The intervention by the government during the war in fixing prices and directing which customers should receive bricks, together with the claims of miners and other workers for higher wages, led many employers to realise the need to combine to argue their case. Mr Stein and Mr William Douglas of the Douglas Firebrick Company took the initiative in Scotland to persuade other clay users to join together and found the SECCI in 1917. Mr Stein became the first President until his death in 1927, when his son, Alan Stein took over till 1931. Mr Douglas then served till 1934. The number of firms varied over the years but usually was about fifty. They were divided into refractory, building brick, and clayware pipe sections. In the early days following the government’s fixing of prices, the Council also fixed prices, and Mr Stein made sure that Thistle and Glenboig sold at the same price. The competition was on quality and he was sure he had the edge on that.

In the post-1939-45 war, period price fixing became unlawful but the Council still had to negotiate wages and discuss many other matters so that the industry’s views could be put to government departments. James Wilson, as SECCI secretary, co-ordinated these matters until his retiral in May 1960, when Bill Stevens took over.

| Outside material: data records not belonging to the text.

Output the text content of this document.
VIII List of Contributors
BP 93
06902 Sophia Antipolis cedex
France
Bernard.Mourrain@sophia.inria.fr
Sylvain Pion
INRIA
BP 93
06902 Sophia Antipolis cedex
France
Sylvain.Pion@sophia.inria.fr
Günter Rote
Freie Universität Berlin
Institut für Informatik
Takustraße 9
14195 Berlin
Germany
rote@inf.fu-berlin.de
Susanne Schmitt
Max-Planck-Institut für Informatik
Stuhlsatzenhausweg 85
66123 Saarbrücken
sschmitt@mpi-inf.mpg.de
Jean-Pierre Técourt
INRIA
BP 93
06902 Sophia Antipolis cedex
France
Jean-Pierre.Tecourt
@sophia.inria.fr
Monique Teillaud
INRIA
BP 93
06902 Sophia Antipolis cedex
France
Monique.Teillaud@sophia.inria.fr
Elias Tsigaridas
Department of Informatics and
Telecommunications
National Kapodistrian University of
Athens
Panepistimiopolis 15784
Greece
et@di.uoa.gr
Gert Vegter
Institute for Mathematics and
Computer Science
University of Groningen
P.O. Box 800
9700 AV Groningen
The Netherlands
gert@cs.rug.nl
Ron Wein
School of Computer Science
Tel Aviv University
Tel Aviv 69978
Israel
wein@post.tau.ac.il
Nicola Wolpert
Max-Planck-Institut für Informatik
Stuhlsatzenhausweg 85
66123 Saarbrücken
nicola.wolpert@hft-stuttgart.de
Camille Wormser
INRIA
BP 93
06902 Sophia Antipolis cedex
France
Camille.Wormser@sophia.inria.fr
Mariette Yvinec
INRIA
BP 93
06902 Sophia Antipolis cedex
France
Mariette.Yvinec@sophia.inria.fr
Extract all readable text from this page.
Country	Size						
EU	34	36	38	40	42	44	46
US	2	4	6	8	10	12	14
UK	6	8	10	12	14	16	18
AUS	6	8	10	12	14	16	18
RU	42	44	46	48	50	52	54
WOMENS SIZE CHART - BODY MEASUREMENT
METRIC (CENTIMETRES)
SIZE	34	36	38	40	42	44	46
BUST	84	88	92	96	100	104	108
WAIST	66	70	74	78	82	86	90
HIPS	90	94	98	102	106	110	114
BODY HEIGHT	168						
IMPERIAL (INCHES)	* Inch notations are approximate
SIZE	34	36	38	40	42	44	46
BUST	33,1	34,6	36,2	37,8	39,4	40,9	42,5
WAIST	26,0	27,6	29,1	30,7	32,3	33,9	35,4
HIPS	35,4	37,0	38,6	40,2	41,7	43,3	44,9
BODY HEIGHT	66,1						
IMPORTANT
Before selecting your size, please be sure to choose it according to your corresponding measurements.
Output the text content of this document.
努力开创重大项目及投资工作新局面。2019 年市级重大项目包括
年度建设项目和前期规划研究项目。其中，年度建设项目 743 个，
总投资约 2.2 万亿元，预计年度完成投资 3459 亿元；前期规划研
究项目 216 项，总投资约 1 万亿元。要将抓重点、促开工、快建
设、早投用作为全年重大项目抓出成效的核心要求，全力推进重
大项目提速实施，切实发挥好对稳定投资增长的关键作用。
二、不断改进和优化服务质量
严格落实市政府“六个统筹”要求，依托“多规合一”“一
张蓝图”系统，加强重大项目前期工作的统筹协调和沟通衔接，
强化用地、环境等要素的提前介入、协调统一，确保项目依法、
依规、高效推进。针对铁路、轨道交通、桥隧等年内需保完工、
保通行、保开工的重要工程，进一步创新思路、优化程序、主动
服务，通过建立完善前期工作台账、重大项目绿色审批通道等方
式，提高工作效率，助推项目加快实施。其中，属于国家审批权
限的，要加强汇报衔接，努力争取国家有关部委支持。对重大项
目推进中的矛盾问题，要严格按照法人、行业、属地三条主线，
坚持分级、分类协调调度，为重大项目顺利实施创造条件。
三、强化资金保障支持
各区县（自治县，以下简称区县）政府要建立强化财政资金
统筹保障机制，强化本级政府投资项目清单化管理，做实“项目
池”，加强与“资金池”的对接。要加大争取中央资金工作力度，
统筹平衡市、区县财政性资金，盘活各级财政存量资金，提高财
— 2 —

One useful initiative was the standardisation of brick sizes, at the surprisingly high number of 108. The common size is 9 x 4 ½ x 3 inches. However, each length of 9’ requires a breadth of 4 ½”, 6’ and 9’. Lengths based on 12’, 13 ½”, 15’, and 18’ require similar breadths. All these lengths and breadths require side arch and end arch tapers varying by 1/8’. Finally, the thickness can vary from 3’, 2 ½’, 2’, 1 ½’, and ½’. If you add up all these sizes and leave out a few because they are not too much in demand you will come to over a hundred sizes. It was still a big improvement on the previous practice. The names of such series of sizes varies in different parts of the country, but in Scotland, they include squares, scones, pups, whelps, soaps, bullnoses, feathers, and cupolas amongst others. Source Kenneth Sanderson

Further links

26/12/1919 – The Scotsman – Organisation of the clay industries – Mr John C G Stein presided at the annual general meeting in Glasgow of the Scottish Employers Council for the Clay Industries. The report submitted by the secretary, Mr G. Wink Wight, C. A ., showed that excellent progress had been made in organising both refractory and building brick manufacturers in Scotland during the past two years, all the principal firms being members of the Council. Wages had been dealt with on a national basis. Hours of labour for brickworkers had been reduced to 48 per week. A joint-committee of employers and workers Union representative’s had adjusted various differences, remitted for settlement. Through the Council, contracts for bricks for the housing schemes in Scotland had been arranged with the Director of Building Materials Supply, and prices had been fixed after costs had been ascertained. The report and financial statement were adopted on the motion of Mr King, of  Bothwell Park Quarries and Brick Works (Ltd.), seconded by Mr Leckie, United Collieries (Ltd.) Mr John G Stein was re-elected President of Council, and the following Board of Management were appointed – Messrs John G Stein, John H. Hurll, Wm. Douglas, James Hamilton, Provost Frew ), Alan Stein, G Dunsmuir, John Weir, William Leckie, T W Howie, F. C Howie, James Rule, J King, R M Goldie and W H C  Paine, with G Wink Wight, C. A ., as secretary.